9.  MPI defines a 3rd party profiling mechanism.
    A tool builder can extract profile information from MPI applications
    by supplying the MPI standard profile interface in a separate
    library, without ever having access to the source code of the
    main implementation.

8.  MPI has full asynchronous communication.
    Immediate send and receive operations can fully overlap computation.

7.  MPI groups are solid and efficient.
    Group membership is static.  There are no race conditions caused
    by processes independently entering and leaving a group.  New group
    formation is collective and group membership information is distributed,
    not centralized.

6.  MPI efficiently manages message buffers.
    Messages are sent and received from user data structures, not from
    staging buffers within the communication library.  Buffering may, in some
    cases, be totally avoided.

5.  MPI synchronization protects the user from 3rd party software.
    All communication within a particular group of processes is marked with
    an extra synchronization variable, allocated by the system.  Independent
    software products within the same process do not have to worry about
    allocating message tags.

4.  MPI can efficiently program MPP and clusters.
    A virtual topology reflecting the communication pattern of the application
    can be associated with a group of processes.  An MPP implementation of
    MPI could use that information to match processes to processors in a
    way that optimizes communication paths.
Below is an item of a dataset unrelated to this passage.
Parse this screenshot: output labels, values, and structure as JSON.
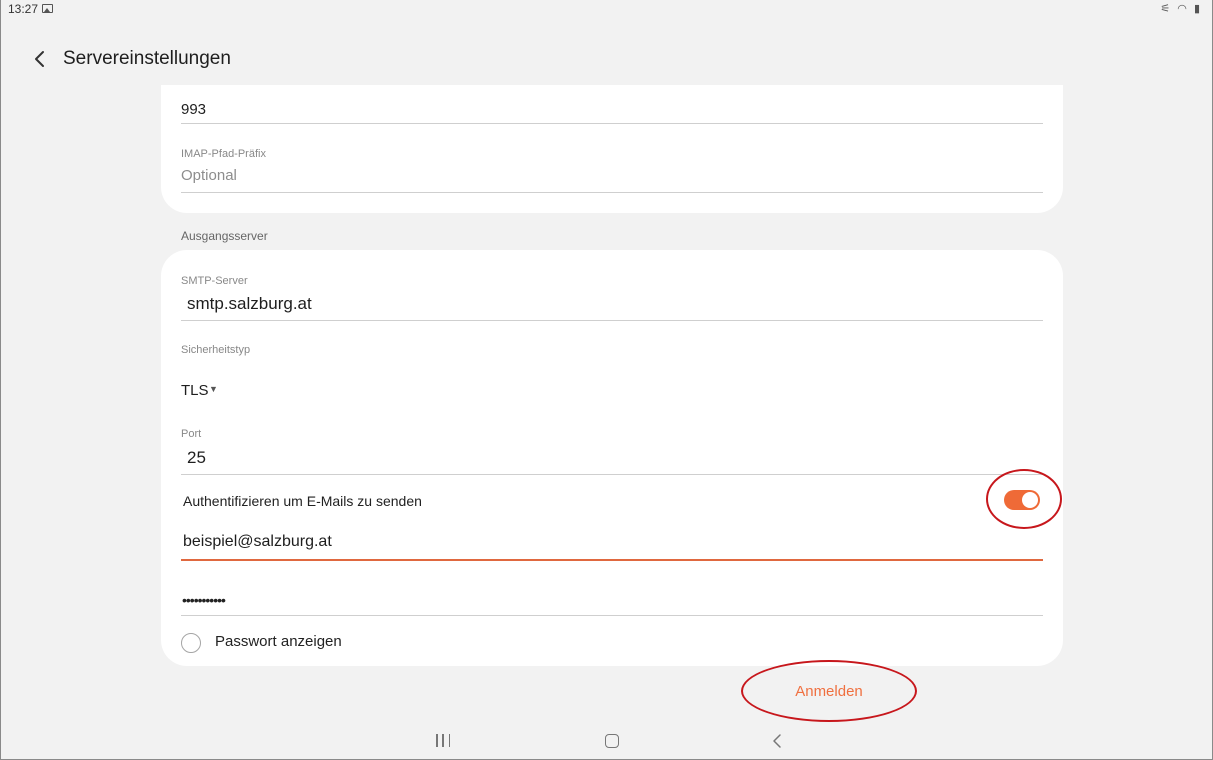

3.  MPI is totally portable.
    Recompile and run on any implementation.  With virtual topologies
    and efficient buffer management, for example, an application moving
    from a cluster to an MPP could even expect good performance.

2.  MPI is formally specified.
    Implementations have to live up to a published document of precise
    semantics.

1.  MPI is a standard.
    Its features and behaviour were arrived at by consensus in an open forum.
    It can change only by the same process.